Ce sont souvent des récits de manque. Les adolescents apprennent à se débrouiller tout seul, à créer un monde pour pallier l’absence. Il y a une grande nostalgie chez ces tout jeunes gens, le souvenir des moments de bonheur imprimés sur les photographies, bien rangées dans les albums de famille, le souvenir de liens faciles, évidents avec leurs parents, le temps des vacances ou d’un Noël. Ils ne savent plus très bien comment les renouer, ces liens, face à des adultes qui semblent souvent débordés par leur propre vie.

Pourtant, devant toutes ces histoires si intimes, ces confessions, on ne ressent jamais d’impression d’intrusion. Le spectateur ne se sent pas de trop, pas voyeur. Peut-être est-ce dû au fait que ce soit les adolescents qui s’interrogent entre eux. On voit rarement, au cinéma, la bienveillance, la compassion qui peut exister entre les adolescents.

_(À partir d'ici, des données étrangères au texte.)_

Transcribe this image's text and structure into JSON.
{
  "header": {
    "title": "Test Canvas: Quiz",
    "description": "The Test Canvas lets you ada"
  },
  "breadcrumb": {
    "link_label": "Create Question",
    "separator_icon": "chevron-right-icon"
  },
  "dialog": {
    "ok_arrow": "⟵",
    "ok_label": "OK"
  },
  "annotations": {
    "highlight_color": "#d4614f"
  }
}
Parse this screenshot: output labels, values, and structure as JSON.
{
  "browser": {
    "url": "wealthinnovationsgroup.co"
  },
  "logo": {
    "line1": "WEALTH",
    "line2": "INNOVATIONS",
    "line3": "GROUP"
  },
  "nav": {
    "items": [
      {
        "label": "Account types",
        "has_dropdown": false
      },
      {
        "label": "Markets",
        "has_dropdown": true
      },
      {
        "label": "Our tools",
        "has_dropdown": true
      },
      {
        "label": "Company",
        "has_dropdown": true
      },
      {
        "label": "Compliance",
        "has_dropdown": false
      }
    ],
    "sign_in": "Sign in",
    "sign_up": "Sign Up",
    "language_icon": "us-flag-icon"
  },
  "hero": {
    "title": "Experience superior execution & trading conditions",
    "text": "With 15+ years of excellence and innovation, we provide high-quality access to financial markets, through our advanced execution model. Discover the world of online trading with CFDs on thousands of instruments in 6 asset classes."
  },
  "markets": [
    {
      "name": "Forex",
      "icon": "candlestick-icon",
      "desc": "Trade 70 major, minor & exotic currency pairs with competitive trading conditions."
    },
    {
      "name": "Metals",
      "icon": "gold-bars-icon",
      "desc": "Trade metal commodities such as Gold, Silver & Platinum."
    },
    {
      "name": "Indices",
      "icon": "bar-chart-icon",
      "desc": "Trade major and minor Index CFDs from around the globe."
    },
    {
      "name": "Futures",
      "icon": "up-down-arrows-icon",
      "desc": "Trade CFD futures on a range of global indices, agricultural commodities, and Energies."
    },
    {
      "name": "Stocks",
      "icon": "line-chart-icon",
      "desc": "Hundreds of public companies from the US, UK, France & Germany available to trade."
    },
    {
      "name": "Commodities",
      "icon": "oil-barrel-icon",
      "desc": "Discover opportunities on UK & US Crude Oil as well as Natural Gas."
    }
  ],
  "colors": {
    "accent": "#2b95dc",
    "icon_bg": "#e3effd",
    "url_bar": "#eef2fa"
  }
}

Dans "Premières solitudes", tous ces jeunes gens prouvent qu’ils savent merveilleusement écouter, laisser parler. Sans se départir de leur humour, parfois mal à l’aise devant ce qu’ils découvrent les uns des autres, ils forment à chaque fois un auditoire attentif. Le spectateur se sent comme eux, respectueux de la parole parfois difficile, ému aux larmes devant cette tendresse.

Les élèves se rassemblent par groupe de plus en plus nombreux, créant de nouvelles dynamiques de parole. Peu à peu, le film s’éloigne du lycée pour conquérir la ville, Ivry d’abord, puis Paris. La parole peut naître partout, au fond d’un bus ou dans le Marais. Des amitiés réelles sont nouées, qui se poursuivent au-delà des murs du lycée.

Claire Simon filme souvent ces adolescents en mouvement : elle conserve les prises où on les voit parcourir le lycée ou les rues de Paris, les escaliers qu’on dévale en riant, les instants de grâce comme cette danse Bollywood qu’une jeune fille exécute avant de l’apprendre, vers la fin du film, à ses amies.

Même si le passé occupe une large place dans ce récit, le spectateur n’oublie jamais qu’il se trouve face à des êtres en train de se faire, en train d’aller, avec plus ou moins de peur, vers leur avenir. Des expériences de leur passé, ils tentent de tirer les leçons, de comprendre ce que signifie aimer, éduquer. Quoiqu’il en soit, ces enfants parfois trop vite grandis avancent avec résolution.